Mercredi 8 septembre. Sur la scène du Théâtre de Düsseldorf, Angela Merkel partage l’affiche avec l’écrivaine nigériane Chimamanda Ngozi Adichie, auteure d’un manifeste paru en français sous le titre Nous sommes tous féministes (Gallimard, 2020). Au cours de la discussion, l’une des journalistes chargées d’animer la rencontre rappelle à la chancelière allemande la réponse évasive qu’elle avait faite lors du G20 des femmes, le 25 avril 2017, quand il lui avait été demandé : « Etes-vous féministe ? »
Ce jour-là, entourée d’Ivanka Trump, de Christine Lagarde et de la reine Maxima des Pays-Bas, Angela Merkel avait botté en touche. « Pour être honnête, l’histoire du féminisme est une histoire avec laquelle j’ai des choses en commun mais aussi des différences, et je ne veux pas me jeter des fleurs avec un titre que je n’ai pas », avait-elle déclaré. « Moi, je souhaite que les femmes soient libres de faire ce qu’elles veulent, qu’elles soient heureuses et fières de ce qu’elles sont. Si c’est être féministe de dire ça, alors je suis féministe », avait embrayé la reine Maxima, sur un ton plus direct. « Dans ce cas, moi aussi », avait ajouté la chancelière.

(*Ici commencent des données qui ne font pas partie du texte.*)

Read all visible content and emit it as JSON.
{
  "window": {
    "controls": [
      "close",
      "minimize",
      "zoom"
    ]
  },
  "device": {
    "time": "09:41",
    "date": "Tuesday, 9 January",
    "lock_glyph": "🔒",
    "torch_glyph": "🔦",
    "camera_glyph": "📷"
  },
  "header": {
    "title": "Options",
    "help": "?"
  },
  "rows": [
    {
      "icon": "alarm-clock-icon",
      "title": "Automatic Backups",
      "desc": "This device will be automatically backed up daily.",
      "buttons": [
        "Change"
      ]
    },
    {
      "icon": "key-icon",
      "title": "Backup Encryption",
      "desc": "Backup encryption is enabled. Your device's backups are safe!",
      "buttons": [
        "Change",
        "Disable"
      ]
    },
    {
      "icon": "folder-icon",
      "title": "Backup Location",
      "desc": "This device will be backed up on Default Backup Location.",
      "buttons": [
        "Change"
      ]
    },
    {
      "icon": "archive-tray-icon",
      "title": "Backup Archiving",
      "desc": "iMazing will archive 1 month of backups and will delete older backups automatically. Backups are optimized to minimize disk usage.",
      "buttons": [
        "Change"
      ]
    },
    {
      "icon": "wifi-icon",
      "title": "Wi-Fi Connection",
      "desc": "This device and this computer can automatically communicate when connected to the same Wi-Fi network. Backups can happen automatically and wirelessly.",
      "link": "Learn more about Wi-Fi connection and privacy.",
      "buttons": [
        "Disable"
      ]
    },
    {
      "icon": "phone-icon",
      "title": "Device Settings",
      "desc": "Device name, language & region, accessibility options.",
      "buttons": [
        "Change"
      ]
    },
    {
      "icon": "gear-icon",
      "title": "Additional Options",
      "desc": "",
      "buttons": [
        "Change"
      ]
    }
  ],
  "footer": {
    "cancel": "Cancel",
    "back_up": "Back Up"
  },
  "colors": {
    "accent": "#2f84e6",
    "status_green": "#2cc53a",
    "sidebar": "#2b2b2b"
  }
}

Quatre ans plus tard, ferait-elle la même réponse ? « A l’époque, j’ai dit timidement les choses. Aujourd’hui, tout ça est plus réfléchi. Dans ce sens, je peux maintenant le dire : nous devrions tous être féministes ! », déclare-t-elle, le 8 septembre, à Düsseldorf. Tonnerre d’applaudissements dans la salle. Un peu après, elle ajoute : « Quelque chose a changé dans notre pays. Il y a vingt ans, je n’aurais pas fait attention s’il n’y avait eu que des hommes à discuter sur une estrade. Aujourd’hui, je considère que ça n’est plus possible. »
Les disputes des exégètes
Vingt ans. Presque une génération. A peu près le temps qui se sera écoulé entre le jour où Angela Merkel fut élue présidente de l’Union chrétienne-démocrate (CDU), le 10 avril 2000, et celui où elle quittera le pouvoir, au lendemain des élections législatives du 26 septembre et après seize années à la tête du gouvernement. Vingt ans pendant lesquels « quelque chose a changé dans notre pays », comme elle le dit, ce 8 septembre, en parlant de la place des femmes dans la société allemande. Une affirmation faite sur le mode du constat. Comme si elle-même s’était contentée d’accompagner ce changement sans vraiment l’impulser. En l’incarnant, sans aucun doute. Mais au-delà ? La réponse est loin d’être évidente. Comme souvent quand il s’agit d’évaluer l’action d’Angela Merkel. D’identifier ce qui, dans telle ou telle décision, lui revient en propre. Et, enfin, de mettre des mots sur une politique qu’elle-même a souvent été la première à refuser de nommer, laissant les exégètes se disputer pour savoir s’il faut la situer à droite, à gauche, au centre ou ailleurs.